On the subject of inequality, it is difficult to define within limitations what inequality is, why it exists, how it affects individuals of a community and ways to counter it. In simple terms, inequality exists because individuals in society have different levels of access to resources like food, water, education, health care, etc within a society. This is what creates a difference between people who are rich or poor, well-educated or not, possess more wealth or power in political circles and many others.
These differences in status, existing since the very beginning of time, are now an undeniable truth and a universal element of the very fabric of society in every community, be it at a micro or macro level, spread all over the globe. In this essay, we will see through a number of approaches how they affect society, and how they’ve proved to be a hindrance in developing and nurturing better relationships between people on opposing ends of the social pyramid. In this context, the social differences can be categorized and explained through the unequal levels based on race, ethnicity or gender.
Race, from an anthropological perspective, is simply a social construct. As anthropologists explain, it means that although there are discernible physical differences between ‘races’, they can’t be extrapolated. So if one refers to the term race as pointing differences between groups of people based on their observable characteristic or trait is alright, but there is no reason to extrapolate these differences to mental capabilities. Still the term race has over the centuries connoted mental, moral and cultural differences between the people and not merely physical differences and has been used by racists in quite an offensive way.

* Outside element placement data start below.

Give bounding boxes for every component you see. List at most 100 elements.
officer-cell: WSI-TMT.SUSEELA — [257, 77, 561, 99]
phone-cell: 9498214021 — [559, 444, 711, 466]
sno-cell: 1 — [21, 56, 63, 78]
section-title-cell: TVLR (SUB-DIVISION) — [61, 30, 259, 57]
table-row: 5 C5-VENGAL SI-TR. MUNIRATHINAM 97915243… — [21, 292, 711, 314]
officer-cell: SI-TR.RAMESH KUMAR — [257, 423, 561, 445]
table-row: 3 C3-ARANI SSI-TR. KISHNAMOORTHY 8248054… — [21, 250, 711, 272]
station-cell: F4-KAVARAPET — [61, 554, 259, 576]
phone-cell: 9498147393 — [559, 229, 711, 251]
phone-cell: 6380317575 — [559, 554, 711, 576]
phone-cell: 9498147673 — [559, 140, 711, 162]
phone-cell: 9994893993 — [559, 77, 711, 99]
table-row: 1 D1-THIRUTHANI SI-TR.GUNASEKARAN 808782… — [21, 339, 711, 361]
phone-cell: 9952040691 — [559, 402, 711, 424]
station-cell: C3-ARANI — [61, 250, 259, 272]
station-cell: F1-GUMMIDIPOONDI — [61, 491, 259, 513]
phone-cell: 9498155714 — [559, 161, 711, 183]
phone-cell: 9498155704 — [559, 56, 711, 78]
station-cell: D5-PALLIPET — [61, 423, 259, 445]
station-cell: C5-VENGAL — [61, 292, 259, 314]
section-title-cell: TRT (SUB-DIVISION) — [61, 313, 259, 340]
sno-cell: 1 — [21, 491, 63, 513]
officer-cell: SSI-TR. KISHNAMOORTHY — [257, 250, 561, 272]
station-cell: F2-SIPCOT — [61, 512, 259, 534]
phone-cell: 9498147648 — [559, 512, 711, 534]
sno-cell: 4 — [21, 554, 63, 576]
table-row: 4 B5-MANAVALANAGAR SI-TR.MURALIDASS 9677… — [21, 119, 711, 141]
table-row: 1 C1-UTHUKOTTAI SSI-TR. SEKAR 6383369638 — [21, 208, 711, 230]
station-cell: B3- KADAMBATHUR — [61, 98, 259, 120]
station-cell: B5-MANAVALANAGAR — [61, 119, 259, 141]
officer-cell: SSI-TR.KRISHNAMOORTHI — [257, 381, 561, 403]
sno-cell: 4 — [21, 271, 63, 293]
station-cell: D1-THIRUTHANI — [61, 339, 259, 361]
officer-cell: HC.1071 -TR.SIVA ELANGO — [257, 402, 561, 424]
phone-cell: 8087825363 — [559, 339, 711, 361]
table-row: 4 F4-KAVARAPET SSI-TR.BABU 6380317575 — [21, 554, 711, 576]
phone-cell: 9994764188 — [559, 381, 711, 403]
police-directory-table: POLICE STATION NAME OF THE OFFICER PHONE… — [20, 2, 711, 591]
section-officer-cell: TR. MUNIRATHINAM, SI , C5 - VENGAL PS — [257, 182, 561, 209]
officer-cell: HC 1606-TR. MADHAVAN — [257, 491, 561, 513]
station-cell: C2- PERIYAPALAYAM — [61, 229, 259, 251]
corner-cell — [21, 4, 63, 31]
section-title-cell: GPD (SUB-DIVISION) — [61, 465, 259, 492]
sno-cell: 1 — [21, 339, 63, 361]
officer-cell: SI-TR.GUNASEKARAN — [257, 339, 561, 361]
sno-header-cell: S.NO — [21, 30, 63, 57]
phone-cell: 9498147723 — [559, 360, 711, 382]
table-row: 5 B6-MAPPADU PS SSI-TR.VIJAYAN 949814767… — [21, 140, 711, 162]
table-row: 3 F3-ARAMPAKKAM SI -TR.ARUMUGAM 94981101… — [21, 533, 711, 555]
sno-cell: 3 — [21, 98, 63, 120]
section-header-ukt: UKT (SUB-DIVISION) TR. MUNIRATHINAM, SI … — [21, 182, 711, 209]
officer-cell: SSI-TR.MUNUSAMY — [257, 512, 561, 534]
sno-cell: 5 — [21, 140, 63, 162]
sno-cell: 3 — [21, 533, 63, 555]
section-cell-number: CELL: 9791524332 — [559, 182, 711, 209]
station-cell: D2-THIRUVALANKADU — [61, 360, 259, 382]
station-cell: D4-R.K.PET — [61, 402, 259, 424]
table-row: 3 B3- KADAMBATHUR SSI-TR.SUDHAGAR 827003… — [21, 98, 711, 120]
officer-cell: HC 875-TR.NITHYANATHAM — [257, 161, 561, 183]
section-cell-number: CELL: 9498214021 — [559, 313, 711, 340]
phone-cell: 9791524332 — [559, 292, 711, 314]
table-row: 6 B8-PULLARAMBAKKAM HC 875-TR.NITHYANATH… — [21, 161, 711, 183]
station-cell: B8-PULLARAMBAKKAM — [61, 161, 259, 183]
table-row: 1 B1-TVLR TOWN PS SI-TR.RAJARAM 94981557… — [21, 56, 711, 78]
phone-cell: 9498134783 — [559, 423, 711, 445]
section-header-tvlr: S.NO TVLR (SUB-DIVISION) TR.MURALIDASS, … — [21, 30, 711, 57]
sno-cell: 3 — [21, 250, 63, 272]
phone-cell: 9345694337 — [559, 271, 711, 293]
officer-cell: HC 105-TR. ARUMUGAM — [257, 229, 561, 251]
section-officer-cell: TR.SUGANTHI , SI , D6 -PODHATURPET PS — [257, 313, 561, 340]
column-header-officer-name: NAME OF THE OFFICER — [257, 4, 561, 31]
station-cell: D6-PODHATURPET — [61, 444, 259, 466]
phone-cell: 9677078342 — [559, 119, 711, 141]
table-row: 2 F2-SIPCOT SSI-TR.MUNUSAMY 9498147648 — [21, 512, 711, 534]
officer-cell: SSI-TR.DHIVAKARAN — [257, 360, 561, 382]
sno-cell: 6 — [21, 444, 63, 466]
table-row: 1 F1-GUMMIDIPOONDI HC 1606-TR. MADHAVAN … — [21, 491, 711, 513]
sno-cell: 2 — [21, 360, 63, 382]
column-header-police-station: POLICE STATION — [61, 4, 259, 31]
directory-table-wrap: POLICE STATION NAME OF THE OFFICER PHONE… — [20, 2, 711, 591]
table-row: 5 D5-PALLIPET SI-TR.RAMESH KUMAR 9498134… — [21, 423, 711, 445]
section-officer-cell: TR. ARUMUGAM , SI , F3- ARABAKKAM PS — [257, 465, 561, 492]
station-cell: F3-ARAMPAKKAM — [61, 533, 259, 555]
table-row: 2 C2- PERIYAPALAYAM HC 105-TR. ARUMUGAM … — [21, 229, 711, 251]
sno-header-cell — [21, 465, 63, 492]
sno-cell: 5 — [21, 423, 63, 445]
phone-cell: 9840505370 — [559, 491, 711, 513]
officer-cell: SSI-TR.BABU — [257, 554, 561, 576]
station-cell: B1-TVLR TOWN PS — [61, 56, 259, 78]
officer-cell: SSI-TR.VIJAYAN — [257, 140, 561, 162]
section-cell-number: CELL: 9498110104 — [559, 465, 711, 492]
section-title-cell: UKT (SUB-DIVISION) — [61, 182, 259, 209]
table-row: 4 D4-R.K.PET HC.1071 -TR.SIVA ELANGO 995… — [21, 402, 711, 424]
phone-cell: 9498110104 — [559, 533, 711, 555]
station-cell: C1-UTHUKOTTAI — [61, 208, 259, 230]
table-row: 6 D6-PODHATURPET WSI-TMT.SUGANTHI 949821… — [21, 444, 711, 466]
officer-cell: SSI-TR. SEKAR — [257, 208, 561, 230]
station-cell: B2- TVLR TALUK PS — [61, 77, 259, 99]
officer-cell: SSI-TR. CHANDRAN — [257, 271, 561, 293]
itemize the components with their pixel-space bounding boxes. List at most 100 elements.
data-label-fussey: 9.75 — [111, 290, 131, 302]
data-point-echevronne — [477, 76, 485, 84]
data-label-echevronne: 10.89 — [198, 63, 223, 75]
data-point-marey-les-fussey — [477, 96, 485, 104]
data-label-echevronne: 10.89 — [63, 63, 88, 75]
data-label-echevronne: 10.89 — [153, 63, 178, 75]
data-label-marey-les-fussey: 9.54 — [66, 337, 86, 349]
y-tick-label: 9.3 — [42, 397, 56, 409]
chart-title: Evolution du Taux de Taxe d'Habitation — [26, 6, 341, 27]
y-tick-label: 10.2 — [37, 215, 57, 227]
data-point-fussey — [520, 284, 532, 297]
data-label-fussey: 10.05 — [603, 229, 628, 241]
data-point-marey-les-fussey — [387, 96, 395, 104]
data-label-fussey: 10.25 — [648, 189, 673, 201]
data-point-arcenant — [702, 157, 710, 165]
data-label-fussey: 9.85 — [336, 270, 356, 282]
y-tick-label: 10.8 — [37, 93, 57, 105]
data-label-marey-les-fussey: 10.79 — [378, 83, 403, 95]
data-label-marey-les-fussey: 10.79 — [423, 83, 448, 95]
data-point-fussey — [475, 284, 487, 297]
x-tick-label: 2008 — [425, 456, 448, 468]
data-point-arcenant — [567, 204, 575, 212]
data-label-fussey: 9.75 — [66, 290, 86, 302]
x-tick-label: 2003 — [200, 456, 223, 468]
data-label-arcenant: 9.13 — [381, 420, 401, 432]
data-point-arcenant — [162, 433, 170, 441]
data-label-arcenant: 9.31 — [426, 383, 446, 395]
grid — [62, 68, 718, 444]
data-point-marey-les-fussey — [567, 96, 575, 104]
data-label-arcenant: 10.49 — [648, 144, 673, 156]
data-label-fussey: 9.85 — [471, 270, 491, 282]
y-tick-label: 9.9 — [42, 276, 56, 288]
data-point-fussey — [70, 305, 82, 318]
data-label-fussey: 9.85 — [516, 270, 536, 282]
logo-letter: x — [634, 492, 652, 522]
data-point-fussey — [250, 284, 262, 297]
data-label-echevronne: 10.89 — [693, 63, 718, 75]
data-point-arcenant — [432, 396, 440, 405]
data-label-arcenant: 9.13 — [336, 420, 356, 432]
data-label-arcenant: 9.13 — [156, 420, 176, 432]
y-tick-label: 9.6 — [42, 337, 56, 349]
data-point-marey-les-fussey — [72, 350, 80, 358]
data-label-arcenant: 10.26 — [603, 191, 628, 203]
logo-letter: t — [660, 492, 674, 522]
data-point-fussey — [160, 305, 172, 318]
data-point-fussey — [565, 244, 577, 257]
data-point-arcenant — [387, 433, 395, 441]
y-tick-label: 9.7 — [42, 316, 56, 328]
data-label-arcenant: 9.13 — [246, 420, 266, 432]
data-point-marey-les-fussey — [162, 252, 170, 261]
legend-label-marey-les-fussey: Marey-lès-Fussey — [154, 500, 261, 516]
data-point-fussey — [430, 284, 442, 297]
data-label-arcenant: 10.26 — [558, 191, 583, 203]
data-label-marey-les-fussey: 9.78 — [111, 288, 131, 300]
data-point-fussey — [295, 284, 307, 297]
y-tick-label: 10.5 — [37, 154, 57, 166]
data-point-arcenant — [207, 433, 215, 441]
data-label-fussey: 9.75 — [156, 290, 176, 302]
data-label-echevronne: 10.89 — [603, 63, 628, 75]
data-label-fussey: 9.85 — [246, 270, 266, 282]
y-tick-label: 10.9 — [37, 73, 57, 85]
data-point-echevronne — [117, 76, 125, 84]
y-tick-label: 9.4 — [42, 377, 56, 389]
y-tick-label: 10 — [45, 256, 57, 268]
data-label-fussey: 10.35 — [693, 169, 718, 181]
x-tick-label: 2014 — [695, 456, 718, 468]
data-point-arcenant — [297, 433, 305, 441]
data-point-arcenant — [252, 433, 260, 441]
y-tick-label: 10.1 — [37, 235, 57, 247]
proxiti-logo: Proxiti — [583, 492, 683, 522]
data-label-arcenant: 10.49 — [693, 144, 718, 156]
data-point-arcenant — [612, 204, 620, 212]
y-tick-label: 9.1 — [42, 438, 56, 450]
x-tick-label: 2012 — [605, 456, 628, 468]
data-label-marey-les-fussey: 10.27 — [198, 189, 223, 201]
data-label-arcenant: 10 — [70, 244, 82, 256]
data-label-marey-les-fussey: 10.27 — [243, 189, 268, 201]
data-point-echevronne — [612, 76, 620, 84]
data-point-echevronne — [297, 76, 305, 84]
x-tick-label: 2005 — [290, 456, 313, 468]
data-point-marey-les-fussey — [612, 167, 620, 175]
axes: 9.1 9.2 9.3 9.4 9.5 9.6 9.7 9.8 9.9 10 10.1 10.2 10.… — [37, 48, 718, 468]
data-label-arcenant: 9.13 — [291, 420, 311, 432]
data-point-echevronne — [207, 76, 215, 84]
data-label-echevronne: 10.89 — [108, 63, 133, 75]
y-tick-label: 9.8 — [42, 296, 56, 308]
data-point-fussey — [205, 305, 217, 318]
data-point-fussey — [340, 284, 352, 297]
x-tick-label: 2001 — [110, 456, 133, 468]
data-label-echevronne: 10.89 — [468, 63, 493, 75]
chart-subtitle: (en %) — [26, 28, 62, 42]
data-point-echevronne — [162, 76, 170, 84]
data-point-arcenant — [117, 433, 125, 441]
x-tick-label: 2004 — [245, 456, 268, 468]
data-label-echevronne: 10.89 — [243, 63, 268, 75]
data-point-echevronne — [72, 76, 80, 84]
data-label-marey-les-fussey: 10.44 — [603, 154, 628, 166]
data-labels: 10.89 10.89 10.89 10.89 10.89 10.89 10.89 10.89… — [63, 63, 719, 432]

The phenotypical differences may give rise to other traits but culture or acquired learning, and not innate ability, is the deciding factor which can successfully account for the wide-ranging differences between groups of people. Thus according to anthropologists, biological determinism is a limited theory and the nature vs. nurture debate heavily tilts in favour of nurture. It is important to emphasize the proclivity of diseases or other physical abilities and not just phenotypes can be biologically determined and some are documented: we demonstrate here that from both an objective and scientific (genetic and epidemiologic) perspective there is great validity in racial/ethnic self-categorizations, both from the research and public policy points of view [1].There is also scientific justification for this division of inheritance of traits in physical (innate) and cultural (acquired) traits as pointed out by Lahn and Ebenstein: These polymorphisms can affect traits such as pigmentation, dietary adaptation and pathogen resistance (where evidence is rather convincing), and metabolism, physical development and brain biology (where evidence is more preliminary) [2].